Tokyo is, therefore, a platform to stand on where I can be alone for a while; to soak up the loneliness and independence. I was sitting in the train on my way home yesterday. I was dead, longing for that ice cold beer in my little cozy place waiting till the typhoon hits the city and take away that humidity and pressing, or depressing, weather. I looked around in the train and saw zombies who were either asleep or zoned into their phones. The person who got shushed because he was talking to his friend or the girl who got stared at because she was eating almonds out of her bag. The rules are so strict and fixed that I feel urged to step beyond the boundaries to challenge the status quo. I only know how strong I am once I’ve been pushed to my limits. Not speaking the language, not understanding the culture and not knowing what tomorrow will bring me. That is how I can show my true potential. I was not living my life the past 9 years because of the other man in my life. I was holding myself back because I was keep waiting for that moment that would change my life. That we would be together in this world, under the same roof.


Ever since he helped me moving into my new place, I’ve found solace. It took me less than 3 hours after 9 years of rocking back and forth. After we put down my luggage and showed him my tiny place we went for a walk in the neighborhood. We went in to a small restaurant where the Japanese owner spoke little English. He welcomed us in a living room where we sat on folded chairs and where the tables were covered in old newspapers. I’ve felt the comfort, because it was like sitting in my family’s living room and where my uncles and aunties would take out all of their food from the kitchen and all of my cousins from the whole neighborhood would sit around the table with bowls and chopsticks. It was familiar to me. Yet, I felt utterly uncomfortable, because I didn’t speak the language, I didn’t know how I had to behave, I was avoiding eye contact so he wouldn’t talk to me. And here I was looking at this man I love, cracking jokes with the little boy, using his basic Japanese to speak for both of us. He would turn to me and wink at me by telling me that he got everything under control. My eyes were welling up. I witnessed a moment where I saw him in his comfort zone. He was here, because he wanted to be here. He was here because he never saw himself in a different place other than Tokyo. He belongs here. I was the only person who didn’t belong in that restaurant.

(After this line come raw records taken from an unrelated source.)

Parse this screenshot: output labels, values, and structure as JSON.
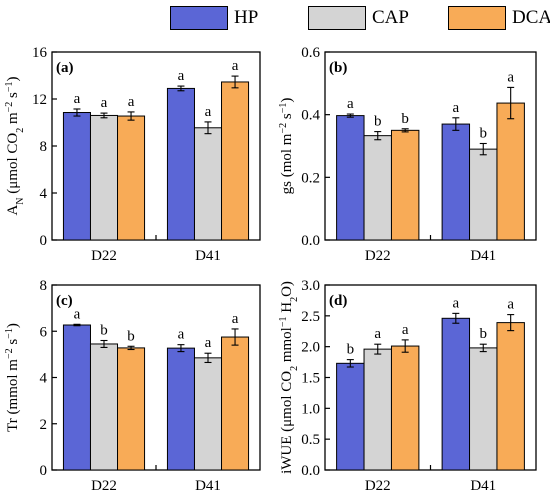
{
  "legend": {
    "items": [
      {
        "label": "HP",
        "color": "#5b66d6"
      },
      {
        "label": "CAP",
        "color": "#d4d4d4"
      },
      {
        "label": "DCAP",
        "color": "#f8ab57"
      }
    ]
  },
  "chart_data": [
    {
      "type": "bar",
      "panel": "(a)",
      "ylabel": "A_N (μmol CO₂ m⁻² s⁻¹)",
      "ylim": [
        0,
        16
      ],
      "yticks": [
        0,
        4,
        8,
        12,
        16
      ],
      "categories": [
        "D22",
        "D41"
      ],
      "series": [
        {
          "name": "HP",
          "values": [
            10.85,
            12.9
          ],
          "errors": [
            0.3,
            0.2
          ]
        },
        {
          "name": "CAP",
          "values": [
            10.6,
            9.55
          ],
          "errors": [
            0.2,
            0.5
          ]
        },
        {
          "name": "DCAP",
          "values": [
            10.55,
            13.45
          ],
          "errors": [
            0.35,
            0.5
          ]
        }
      ],
      "letters": [
        [
          "a",
          "a",
          "a"
        ],
        [
          "a",
          "a",
          "a"
        ]
      ]
    },
    {
      "type": "bar",
      "panel": "(b)",
      "ylabel": "gs (mol m⁻² s⁻¹)",
      "ylim": [
        0,
        0.6
      ],
      "yticks": [
        0.0,
        0.2,
        0.4,
        0.6
      ],
      "categories": [
        "D22",
        "D41"
      ],
      "series": [
        {
          "name": "HP",
          "values": [
            0.397,
            0.37
          ],
          "errors": [
            0.005,
            0.02
          ]
        },
        {
          "name": "CAP",
          "values": [
            0.333,
            0.29
          ],
          "errors": [
            0.013,
            0.018
          ]
        },
        {
          "name": "DCAP",
          "values": [
            0.35,
            0.437
          ],
          "errors": [
            0.005,
            0.05
          ]
        }
      ],
      "letters": [
        [
          "a",
          "b",
          "b"
        ],
        [
          "a",
          "b",
          "a"
        ]
      ]
    },
    {
      "type": "bar",
      "panel": "(c)",
      "ylabel": "Tr (mmol m⁻² s⁻¹)",
      "ylim": [
        0,
        8
      ],
      "yticks": [
        0,
        2,
        4,
        6,
        8
      ],
      "categories": [
        "D22",
        "D41"
      ],
      "series": [
        {
          "name": "HP",
          "values": [
            6.27,
            5.27
          ],
          "errors": [
            0.03,
            0.15
          ]
        },
        {
          "name": "CAP",
          "values": [
            5.45,
            4.85
          ],
          "errors": [
            0.15,
            0.2
          ]
        },
        {
          "name": "DCAP",
          "values": [
            5.28,
            5.75
          ],
          "errors": [
            0.07,
            0.35
          ]
        }
      ],
      "letters": [
        [
          "a",
          "b",
          "b"
        ],
        [
          "a",
          "a",
          "a"
        ]
      ]
    },
    {
      "type": "bar",
      "panel": "(d)",
      "ylabel": "iWUE (μmol CO₂ mmol⁻¹ H₂O)",
      "ylim": [
        0,
        3.0
      ],
      "yticks": [
        0.0,
        0.5,
        1.0,
        1.5,
        2.0,
        2.5,
        3.0
      ],
      "categories": [
        "D22",
        "D41"
      ],
      "series": [
        {
          "name": "HP",
          "values": [
            1.73,
            2.46
          ],
          "errors": [
            0.06,
            0.08
          ]
        },
        {
          "name": "CAP",
          "values": [
            1.96,
            1.98
          ],
          "errors": [
            0.08,
            0.06
          ]
        },
        {
          "name": "DCAP",
          "values": [
            2.01,
            2.39
          ],
          "errors": [
            0.1,
            0.13
          ]
        }
      ],
      "letters": [
        [
          "b",
          "a",
          "a"
        ],
        [
          "a",
          "b",
          "a"
        ]
      ]
    }
  ]
}
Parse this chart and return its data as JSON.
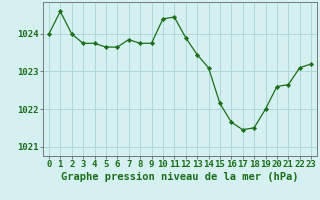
{
  "x": [
    0,
    1,
    2,
    3,
    4,
    5,
    6,
    7,
    8,
    9,
    10,
    11,
    12,
    13,
    14,
    15,
    16,
    17,
    18,
    19,
    20,
    21,
    22,
    23
  ],
  "y": [
    1024.0,
    1024.6,
    1024.0,
    1023.75,
    1023.75,
    1023.65,
    1023.65,
    1023.85,
    1023.75,
    1023.75,
    1024.4,
    1024.45,
    1023.9,
    1023.45,
    1023.1,
    1022.15,
    1021.65,
    1021.45,
    1021.5,
    1022.0,
    1022.6,
    1022.65,
    1023.1,
    1023.2
  ],
  "line_color": "#1a6e1a",
  "marker_color": "#1a6e1a",
  "bg_color": "#d4f0f0",
  "grid_color": "#b0d8d8",
  "axis_label_color": "#1a6e1a",
  "xlabel": "Graphe pression niveau de la mer (hPa)",
  "ylim": [
    1020.75,
    1024.85
  ],
  "yticks": [
    1021,
    1022,
    1023,
    1024
  ],
  "xticks": [
    0,
    1,
    2,
    3,
    4,
    5,
    6,
    7,
    8,
    9,
    10,
    11,
    12,
    13,
    14,
    15,
    16,
    17,
    18,
    19,
    20,
    21,
    22,
    23
  ],
  "tick_fontsize": 6.5,
  "label_fontsize": 7.5,
  "spine_color": "#777777"
}
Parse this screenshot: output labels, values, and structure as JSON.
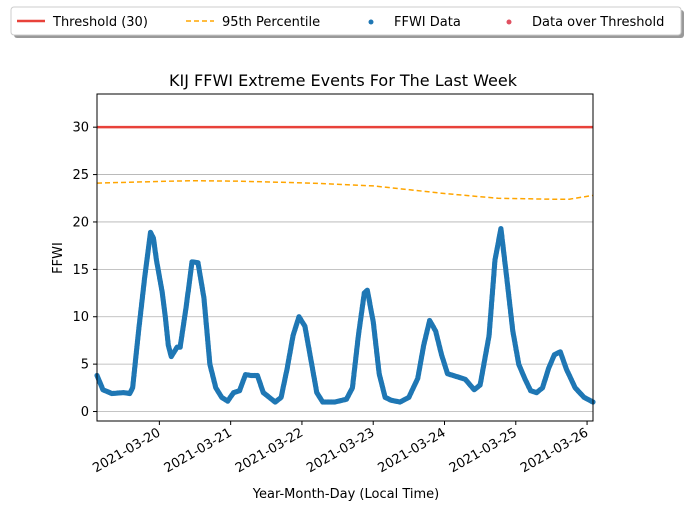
{
  "chart_data": {
    "type": "scatter",
    "title": "KIJ FFWI Extreme Events For The Last Week",
    "xlabel": "Year-Month-Day (Local Time)",
    "ylabel": "FFWI",
    "x_ticks": [
      "2021-03-20",
      "2021-03-21",
      "2021-03-22",
      "2021-03-23",
      "2021-03-24",
      "2021-03-25",
      "2021-03-26"
    ],
    "y_ticks": [
      "0",
      "5",
      "10",
      "15",
      "20",
      "25",
      "30"
    ],
    "xlim": [
      "2021-03-19 03:00",
      "2021-03-26 02:00"
    ],
    "ylim": [
      -1,
      33.5
    ],
    "grid": "horizontal",
    "legend_position": "top, outside plot",
    "colors": {
      "threshold": "#e8423a",
      "percentile": "#ffa500",
      "data": "#1f77b4",
      "over": "#e05060"
    },
    "legend": [
      {
        "label": "Threshold (30)",
        "style": "line",
        "color": "#e8423a"
      },
      {
        "label": "95th Percentile",
        "style": "dashed",
        "color": "#ffa500"
      },
      {
        "label": "FFWI Data",
        "style": "marker",
        "color": "#1f77b4"
      },
      {
        "label": "Data over Threshold",
        "style": "marker",
        "color": "#e05060"
      }
    ],
    "threshold": 30,
    "series": [
      {
        "name": "95th Percentile",
        "points": [
          [
            "2021-03-19 03:00",
            24.1
          ],
          [
            "2021-03-20 03:00",
            24.3
          ],
          [
            "2021-03-20 12:00",
            24.35
          ],
          [
            "2021-03-21 03:00",
            24.3
          ],
          [
            "2021-03-22 03:00",
            24.1
          ],
          [
            "2021-03-23 00:00",
            23.8
          ],
          [
            "2021-03-24 00:00",
            23.0
          ],
          [
            "2021-03-24 18:00",
            22.5
          ],
          [
            "2021-03-25 12:00",
            22.4
          ],
          [
            "2021-03-25 18:00",
            22.4
          ],
          [
            "2021-03-26 02:00",
            22.8
          ]
        ]
      },
      {
        "name": "FFWI Data",
        "points": [
          [
            "2021-03-19 03:00",
            3.8
          ],
          [
            "2021-03-19 05:00",
            2.3
          ],
          [
            "2021-03-19 08:00",
            1.9
          ],
          [
            "2021-03-19 12:00",
            2.0
          ],
          [
            "2021-03-19 14:00",
            1.9
          ],
          [
            "2021-03-19 15:00",
            2.5
          ],
          [
            "2021-03-19 17:00",
            8.5
          ],
          [
            "2021-03-19 19:00",
            14.0
          ],
          [
            "2021-03-19 21:00",
            18.9
          ],
          [
            "2021-03-19 22:00",
            18.3
          ],
          [
            "2021-03-19 23:00",
            16.0
          ],
          [
            "2021-03-20 01:00",
            12.5
          ],
          [
            "2021-03-20 02:00",
            10.0
          ],
          [
            "2021-03-20 03:00",
            7.0
          ],
          [
            "2021-03-20 04:00",
            5.8
          ],
          [
            "2021-03-20 06:00",
            6.8
          ],
          [
            "2021-03-20 07:00",
            6.8
          ],
          [
            "2021-03-20 09:00",
            11.0
          ],
          [
            "2021-03-20 11:00",
            15.8
          ],
          [
            "2021-03-20 13:00",
            15.7
          ],
          [
            "2021-03-20 15:00",
            12.0
          ],
          [
            "2021-03-20 17:00",
            5.0
          ],
          [
            "2021-03-20 19:00",
            2.5
          ],
          [
            "2021-03-20 21:00",
            1.5
          ],
          [
            "2021-03-20 23:00",
            1.1
          ],
          [
            "2021-03-21 01:00",
            2.0
          ],
          [
            "2021-03-21 03:00",
            2.2
          ],
          [
            "2021-03-21 05:00",
            3.9
          ],
          [
            "2021-03-21 07:00",
            3.8
          ],
          [
            "2021-03-21 09:00",
            3.8
          ],
          [
            "2021-03-21 11:00",
            2.0
          ],
          [
            "2021-03-21 13:00",
            1.5
          ],
          [
            "2021-03-21 15:00",
            1.0
          ],
          [
            "2021-03-21 17:00",
            1.5
          ],
          [
            "2021-03-21 19:00",
            4.5
          ],
          [
            "2021-03-21 21:00",
            8.0
          ],
          [
            "2021-03-21 23:00",
            10.0
          ],
          [
            "2021-03-22 01:00",
            9.0
          ],
          [
            "2021-03-22 03:00",
            5.5
          ],
          [
            "2021-03-22 05:00",
            2.0
          ],
          [
            "2021-03-22 07:00",
            1.0
          ],
          [
            "2021-03-22 11:00",
            1.0
          ],
          [
            "2021-03-22 15:00",
            1.3
          ],
          [
            "2021-03-22 17:00",
            2.5
          ],
          [
            "2021-03-22 19:00",
            8.0
          ],
          [
            "2021-03-22 21:00",
            12.5
          ],
          [
            "2021-03-22 22:00",
            12.8
          ],
          [
            "2021-03-23 00:00",
            9.5
          ],
          [
            "2021-03-23 02:00",
            4.0
          ],
          [
            "2021-03-23 04:00",
            1.5
          ],
          [
            "2021-03-23 06:00",
            1.2
          ],
          [
            "2021-03-23 09:00",
            1.0
          ],
          [
            "2021-03-23 12:00",
            1.5
          ],
          [
            "2021-03-23 15:00",
            3.5
          ],
          [
            "2021-03-23 17:00",
            7.0
          ],
          [
            "2021-03-23 19:00",
            9.6
          ],
          [
            "2021-03-23 21:00",
            8.5
          ],
          [
            "2021-03-23 23:00",
            6.0
          ],
          [
            "2021-03-24 01:00",
            4.0
          ],
          [
            "2021-03-24 04:00",
            3.7
          ],
          [
            "2021-03-24 07:00",
            3.4
          ],
          [
            "2021-03-24 10:00",
            2.3
          ],
          [
            "2021-03-24 12:00",
            2.8
          ],
          [
            "2021-03-24 15:00",
            8.0
          ],
          [
            "2021-03-24 17:00",
            16.0
          ],
          [
            "2021-03-24 19:00",
            19.3
          ],
          [
            "2021-03-24 21:00",
            14.0
          ],
          [
            "2021-03-24 23:00",
            8.5
          ],
          [
            "2021-03-25 01:00",
            5.0
          ],
          [
            "2021-03-25 03:00",
            3.5
          ],
          [
            "2021-03-25 05:00",
            2.2
          ],
          [
            "2021-03-25 07:00",
            2.0
          ],
          [
            "2021-03-25 09:00",
            2.5
          ],
          [
            "2021-03-25 11:00",
            4.5
          ],
          [
            "2021-03-25 13:00",
            6.0
          ],
          [
            "2021-03-25 15:00",
            6.3
          ],
          [
            "2021-03-25 17:00",
            4.5
          ],
          [
            "2021-03-25 20:00",
            2.5
          ],
          [
            "2021-03-25 23:00",
            1.5
          ],
          [
            "2021-03-26 02:00",
            1.0
          ]
        ]
      },
      {
        "name": "Data over Threshold",
        "points": []
      }
    ]
  }
}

“You have to understand that I list you as my emergency contact for basically everything. My house, visa, work. You have the code of my door.”
“I understand.”
“I mean, I don’t care if you’re with someone else, I only need you when something goes sideways. You…you’re all I have here.”
“Of course, sweetie, are you kidding? I will be here for you.”


He released me from that depression I was soaking myself into. The way I understood that we can still love each other so much yet it was not worth the relationship. This suffering, this loneliness, is the perfect antidote for my mourning of these two men. I poured so much love into these two men, now I could finally pour my own love and compliments in my own cups of coffee and let the fluids take over my body. How can someone loves me if I don’t have the guts to look at my own reflection? I want to glow, I want to be a headturner. I cherish and dwell in to the memories, but it is me who I have to deal with every single day: My own face, body, soul, characteristics. There is nowhere to hide from yourself. Answering the question of my best friend, why am I still in Tokyo: Because I haven’t finished the chapter yet. I have so much to learn. I have the tools, the ability and the opportunity. It is easy to go back, to the comfort of Amsterdam, but I can never relive this excitement and satisfaction of the purpose of my job in any other country, and the friendships I’m building with my colleagues. I come home to a neighborhood where doors are unlocked and windows are wide open, where animals and humans are living side by side, where the community lived by its rules and where pride and honor are up at the highest bar. If you belong to this neighborhood, you are welcome to join the dining table: It’s just an extra bowl with a pair of chopsticks.

This is where I am, and I’ve become a part of the community. Even though I work 10 hours a day, 5 days a week with only 10 paid leave days a year.